The bill faces a number of concerns.

Today, all motor vehicle operators are required to pass a license examination demonstrating a minimum level of competence before sharing the road with anyone else. Yet, this driverless car bill has no licensing requirements for robots and thus no objective validation tests for vehicle safety before allowing the sale of potentially hundreds of thousands of driverless vehicles.

In addition to not being licensed as safe, if passed as proposed, the bill would exempt these computer-driven machines from the liability that humans face when getting behind the wheel. When driverless cars crash — either into one of the 270 million human driven cars already on the road, or pedestrians or bicyclists — the humans involved may be out of luck when it comes to legal protection. While the bill’s authors claim to have addressed a liability loophole involving binding arbitration and other underhanded tactics, there remains hidden surprises for crash victims.

Most important to note is the bill’s suspension of arbitration that will end when federal rules are put in place.
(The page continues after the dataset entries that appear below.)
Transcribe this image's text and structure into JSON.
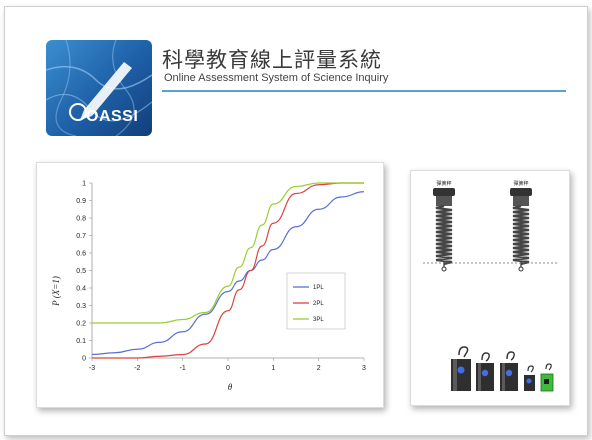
{
  "header": {
    "title_zh": "科學教育線上評量系統",
    "title_en": "Online Assessment System of Science Inquiry",
    "logo_text": "OASSI"
  },
  "springs": {
    "top_labels": [
      "彈簧秤",
      "彈簧秤"
    ]
  },
  "chart_data": {
    "type": "line",
    "xlabel": "θ",
    "ylabel": "P (X=1)",
    "xlim": [
      -3,
      3
    ],
    "ylim": [
      0,
      1
    ],
    "xticks": [
      -3,
      -2,
      -1,
      0,
      1,
      2,
      3
    ],
    "yticks": [
      0,
      0.1,
      0.2,
      0.3,
      0.4,
      0.5,
      0.6,
      0.7,
      0.8,
      0.9,
      1
    ],
    "grid": false,
    "legend_position": "center-right",
    "x": [
      -3,
      -2.5,
      -2,
      -1.5,
      -1,
      -0.5,
      0,
      0.25,
      0.5,
      0.75,
      1,
      1.5,
      2,
      2.5,
      3
    ],
    "series": [
      {
        "name": "1PL",
        "color": "#5b6fd6",
        "values": [
          0.02,
          0.03,
          0.05,
          0.09,
          0.15,
          0.25,
          0.38,
          0.44,
          0.5,
          0.56,
          0.62,
          0.75,
          0.85,
          0.92,
          0.95
        ]
      },
      {
        "name": "2PL",
        "color": "#d9443e",
        "values": [
          0.0,
          0.0,
          0.0,
          0.01,
          0.02,
          0.08,
          0.27,
          0.39,
          0.5,
          0.64,
          0.77,
          0.94,
          0.99,
          1.0,
          1.0
        ]
      },
      {
        "name": "3PL",
        "color": "#9acd32",
        "values": [
          0.2,
          0.2,
          0.2,
          0.2,
          0.22,
          0.26,
          0.41,
          0.52,
          0.63,
          0.76,
          0.88,
          0.98,
          1.0,
          1.0,
          1.0
        ]
      }
    ]
  }
}
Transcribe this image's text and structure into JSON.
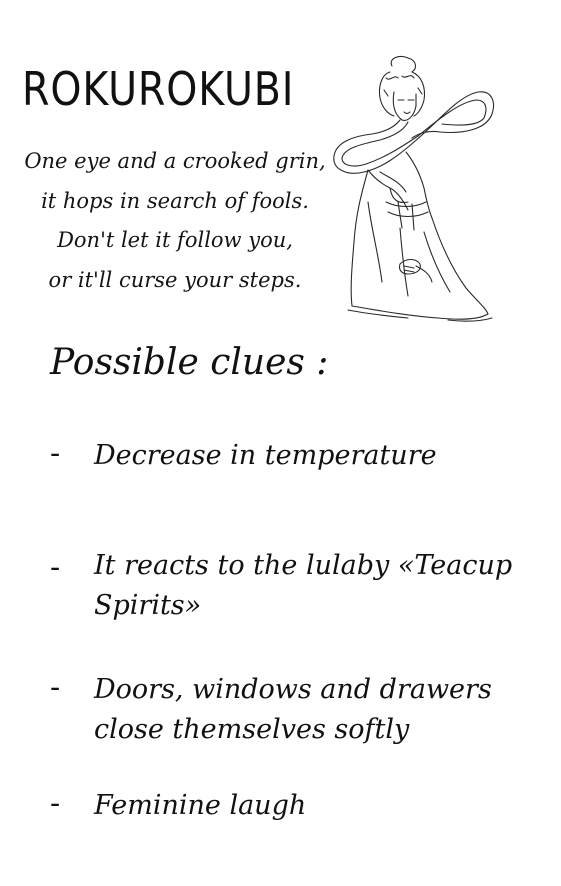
{
  "document": {
    "title": "ROKUROKUBI",
    "poem": [
      "One eye and a crooked grin,",
      "it hops in search of fools.",
      "Don't let it follow you,",
      "or it'll curse your steps."
    ],
    "clues_heading": "Possible clues :",
    "clues": [
      {
        "bullet": "-",
        "text": "Decrease in temperature"
      },
      {
        "bullet": "-",
        "text": "It reacts to the lulaby «Teacup Spirits»"
      },
      {
        "bullet": "-",
        "text": "Doors, windows and drawers close themselves softly"
      },
      {
        "bullet": "-",
        "text": "Feminine laugh"
      }
    ]
  },
  "illustration": {
    "icon": "rokurokubi-figure-icon",
    "ink_color": "#2a2a2a",
    "background": "#ffffff"
  }
}
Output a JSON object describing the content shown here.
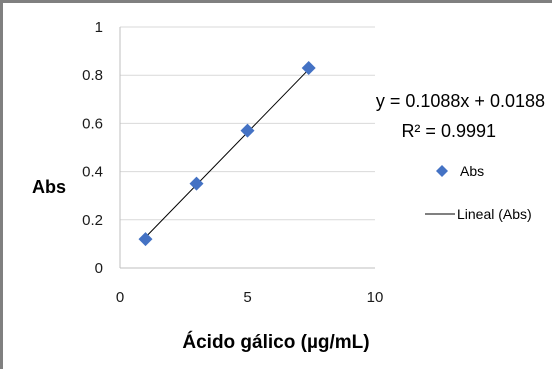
{
  "chart_data": {
    "type": "scatter",
    "xlabel": "Ácido gálico (µg/mL)",
    "ylabel": "Abs",
    "xlim": [
      0,
      10
    ],
    "ylim": [
      0,
      1
    ],
    "x_ticks": [
      "0",
      "5",
      "10"
    ],
    "y_ticks": [
      "0",
      "0.2",
      "0.4",
      "0.6",
      "0.8",
      "1"
    ],
    "grid": "horizontal",
    "legend_position": "right",
    "series": [
      {
        "name": "Abs",
        "kind": "points",
        "color": "#4472C4",
        "marker": "diamond",
        "points": [
          {
            "x": 1,
            "y": 0.12
          },
          {
            "x": 3,
            "y": 0.35
          },
          {
            "x": 5,
            "y": 0.57
          },
          {
            "x": 7.4,
            "y": 0.83
          }
        ]
      },
      {
        "name": "Lineal (Abs)",
        "kind": "trendline",
        "color": "#000000",
        "slope": 0.1088,
        "intercept": 0.0188,
        "x_range": [
          1,
          7.4
        ]
      }
    ],
    "annotations": {
      "equation": "y = 0.1088x + 0.0188",
      "r_squared": "R² = 0.9991"
    }
  }
}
If manufacturers of defective parts have been subject to federal laws and victims of said parts have had the opportunity to seek their day in court, manufacturers of driverless cars should be held to the same standards.

Ideally, once steering wheels and brake pedals are removed, it could potentially give those who use wheelchairs and others in the disability community greater access to the wonders of modern transportation. Except there are reasons vehicles are designed with passengers facing forward and in secured positions: safety.
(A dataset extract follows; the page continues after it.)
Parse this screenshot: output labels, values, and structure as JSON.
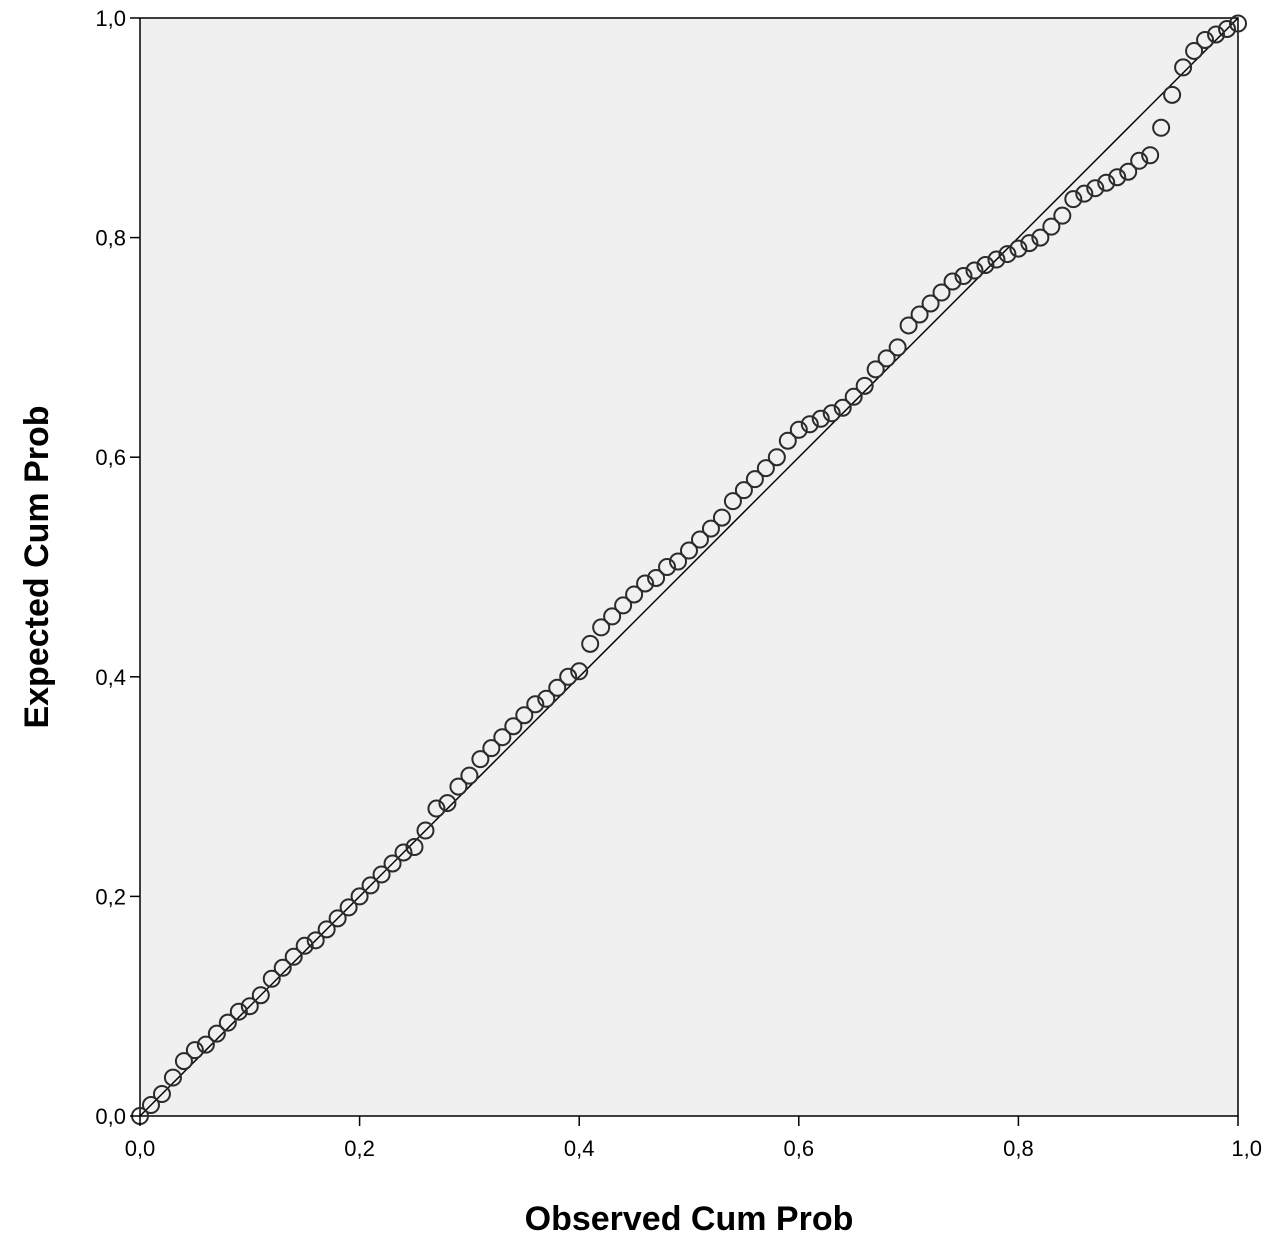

Current occupant protection standards allow airbags to deploy and crumple zones to form, saving thousands of lives annually. Case in point from earlier this year is the stretch limousine crash which killed all 18 vehicle occupants.

Finally, the lack of a mandate for collecting and accessing crash data is unfortunate. Airplanes, boats and conventional cars driven by people have uniform requirements for data recording when they crash so that objective third parties (not the manufacturer) can investigate and determine what happened.

This will be needed more than ever in the context of autonomous vehicle technology to determine if the crash was caused by the computer, the human operator, the road or even another car operated by a drunk driver. Objective information about crashes could help the industry improve and ensure the public has confidence in the technology. But this will be nearly impossible to achieve without uniform data elements like the ones that exist in modern aviation technology. The AV START Act delegates how much crash data, what data and how that data is made accessible.

There is still time for Congress to adjust the bill and do the right thing for the safety and well being of everyone – the driverless car passengers, manufacturers and the general public.